4. Commons Pitfalls on 1095 – C Forms
- Forms should only have the “Corrected” box checked if they have been transmitted to the IRS prior to the correction. If the correction is made to the form prior to transmission to the IRS a watermark should be used to indicate the form is corrected when providing the form to an employee.
- Only self-insured groups need to create forms for part-time employees who are enrolled in the plan. The carrier is responsible for providing a 1095-B form to all individuals covered under a fully-insured plan, leaving the employer with no obligation to provide a 1095-C form to a part time employee covered under the fully insured plan.
- Code 1G can only be used if it applies for all 12 months of the reporting tax year.
- Line 15 is only required if code 1B, 1C, 1D, 1E, 1J or 1K is in Line 14.
- Line 15 is the amount the employee is responsible for paying for the lowest cost employee-only plan – not the amount the employee is actually responsible for if they were to elect coverage for themselves and their spouse and dependents, for example.

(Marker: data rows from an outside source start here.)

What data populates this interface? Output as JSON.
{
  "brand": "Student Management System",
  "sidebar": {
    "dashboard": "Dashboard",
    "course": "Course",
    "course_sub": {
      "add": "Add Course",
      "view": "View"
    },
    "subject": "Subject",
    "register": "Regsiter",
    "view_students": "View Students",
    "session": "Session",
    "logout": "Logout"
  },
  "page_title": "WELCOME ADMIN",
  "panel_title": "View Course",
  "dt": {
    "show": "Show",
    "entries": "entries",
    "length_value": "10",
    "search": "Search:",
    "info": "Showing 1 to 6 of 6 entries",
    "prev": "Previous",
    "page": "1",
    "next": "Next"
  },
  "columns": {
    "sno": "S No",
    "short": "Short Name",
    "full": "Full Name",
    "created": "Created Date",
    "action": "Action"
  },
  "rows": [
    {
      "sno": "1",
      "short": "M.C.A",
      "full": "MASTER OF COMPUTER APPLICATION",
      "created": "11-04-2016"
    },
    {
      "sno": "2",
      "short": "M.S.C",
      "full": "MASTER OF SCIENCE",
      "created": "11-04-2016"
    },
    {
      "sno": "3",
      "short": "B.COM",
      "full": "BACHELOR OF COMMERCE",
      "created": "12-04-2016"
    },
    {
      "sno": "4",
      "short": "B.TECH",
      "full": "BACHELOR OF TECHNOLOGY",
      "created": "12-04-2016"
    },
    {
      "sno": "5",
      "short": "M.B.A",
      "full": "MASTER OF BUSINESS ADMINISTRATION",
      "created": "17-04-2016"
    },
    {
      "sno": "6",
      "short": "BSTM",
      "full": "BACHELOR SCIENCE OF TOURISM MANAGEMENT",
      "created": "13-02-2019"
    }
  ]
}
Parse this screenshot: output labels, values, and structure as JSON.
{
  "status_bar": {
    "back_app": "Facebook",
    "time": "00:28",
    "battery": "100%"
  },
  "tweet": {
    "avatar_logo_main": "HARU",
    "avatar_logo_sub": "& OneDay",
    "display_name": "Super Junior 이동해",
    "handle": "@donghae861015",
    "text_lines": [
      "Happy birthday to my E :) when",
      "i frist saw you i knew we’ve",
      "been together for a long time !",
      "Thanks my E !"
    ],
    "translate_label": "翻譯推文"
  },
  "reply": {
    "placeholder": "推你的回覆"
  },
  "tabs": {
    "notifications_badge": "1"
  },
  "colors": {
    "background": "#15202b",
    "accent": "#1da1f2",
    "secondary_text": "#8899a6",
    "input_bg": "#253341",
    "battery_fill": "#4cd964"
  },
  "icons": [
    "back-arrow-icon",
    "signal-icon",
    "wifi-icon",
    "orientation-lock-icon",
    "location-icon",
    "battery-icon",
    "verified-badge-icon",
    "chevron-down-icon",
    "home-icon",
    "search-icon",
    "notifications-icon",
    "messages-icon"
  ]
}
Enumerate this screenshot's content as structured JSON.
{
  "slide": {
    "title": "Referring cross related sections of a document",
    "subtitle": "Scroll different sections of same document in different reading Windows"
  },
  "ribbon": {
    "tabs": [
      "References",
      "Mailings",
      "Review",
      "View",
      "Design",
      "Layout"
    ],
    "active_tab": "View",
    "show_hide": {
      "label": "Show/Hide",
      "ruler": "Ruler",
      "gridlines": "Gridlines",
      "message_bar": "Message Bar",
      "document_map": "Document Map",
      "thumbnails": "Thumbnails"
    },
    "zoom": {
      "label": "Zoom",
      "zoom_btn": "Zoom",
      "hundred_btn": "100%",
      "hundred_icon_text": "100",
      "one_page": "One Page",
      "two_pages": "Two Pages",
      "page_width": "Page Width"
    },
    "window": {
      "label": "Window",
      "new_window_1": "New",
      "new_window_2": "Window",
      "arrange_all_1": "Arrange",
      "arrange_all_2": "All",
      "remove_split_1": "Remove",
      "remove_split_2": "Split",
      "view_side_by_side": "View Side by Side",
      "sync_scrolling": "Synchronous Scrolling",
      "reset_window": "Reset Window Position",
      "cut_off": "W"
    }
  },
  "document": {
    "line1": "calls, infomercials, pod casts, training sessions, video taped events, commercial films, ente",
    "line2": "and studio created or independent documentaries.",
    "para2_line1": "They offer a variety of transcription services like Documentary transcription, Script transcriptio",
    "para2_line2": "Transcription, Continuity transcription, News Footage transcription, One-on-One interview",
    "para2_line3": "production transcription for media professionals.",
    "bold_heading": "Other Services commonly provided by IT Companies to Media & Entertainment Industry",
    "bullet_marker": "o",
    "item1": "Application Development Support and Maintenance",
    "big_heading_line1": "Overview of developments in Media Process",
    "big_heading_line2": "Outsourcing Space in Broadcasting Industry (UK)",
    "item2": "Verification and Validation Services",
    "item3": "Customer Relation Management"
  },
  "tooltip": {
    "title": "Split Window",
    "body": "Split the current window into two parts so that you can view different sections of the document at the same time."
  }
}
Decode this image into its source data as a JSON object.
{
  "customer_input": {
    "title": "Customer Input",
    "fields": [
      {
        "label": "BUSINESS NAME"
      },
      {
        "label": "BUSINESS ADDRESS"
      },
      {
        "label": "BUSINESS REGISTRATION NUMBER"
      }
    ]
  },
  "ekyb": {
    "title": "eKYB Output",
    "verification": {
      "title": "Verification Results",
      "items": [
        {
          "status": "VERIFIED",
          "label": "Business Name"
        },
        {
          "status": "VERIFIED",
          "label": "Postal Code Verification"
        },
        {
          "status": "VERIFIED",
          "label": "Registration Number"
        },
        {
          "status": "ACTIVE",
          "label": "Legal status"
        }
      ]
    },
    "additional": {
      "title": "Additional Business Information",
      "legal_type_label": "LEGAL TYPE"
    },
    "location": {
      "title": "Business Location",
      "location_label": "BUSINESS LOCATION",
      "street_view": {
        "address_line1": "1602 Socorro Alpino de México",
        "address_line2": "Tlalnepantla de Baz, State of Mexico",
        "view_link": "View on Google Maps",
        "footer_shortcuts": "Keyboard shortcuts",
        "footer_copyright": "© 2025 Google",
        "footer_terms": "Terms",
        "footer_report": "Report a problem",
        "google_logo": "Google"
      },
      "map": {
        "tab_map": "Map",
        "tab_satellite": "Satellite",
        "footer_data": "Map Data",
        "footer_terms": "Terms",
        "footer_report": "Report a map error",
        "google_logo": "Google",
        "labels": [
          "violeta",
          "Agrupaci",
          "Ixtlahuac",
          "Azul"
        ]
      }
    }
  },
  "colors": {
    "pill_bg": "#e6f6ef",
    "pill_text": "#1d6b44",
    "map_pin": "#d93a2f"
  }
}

- If no cost is required for the lowest cost employee-only plan offered then Line 15 should be 0.00, not blank, for any month Line 15 is required.
- See more information about 1095-C forms here.
5. What “Repeal” Means
Even if the law of ACA is changed, there will likely still be a need for reporting. Government agencies are still interested in receiving coverage and offer of coverage data to manage and monitor going forward, so stay alert if there is a repeal to changes and new reporting requirements for employers.
The Affordable Care Act is still vulnerable to change, with a strong possibility of being dismantled in pieces. Even if a change is made, the need to track this data and stay compliant will exist for at least another two years. We will continue to monitor changes and update the information that we have available.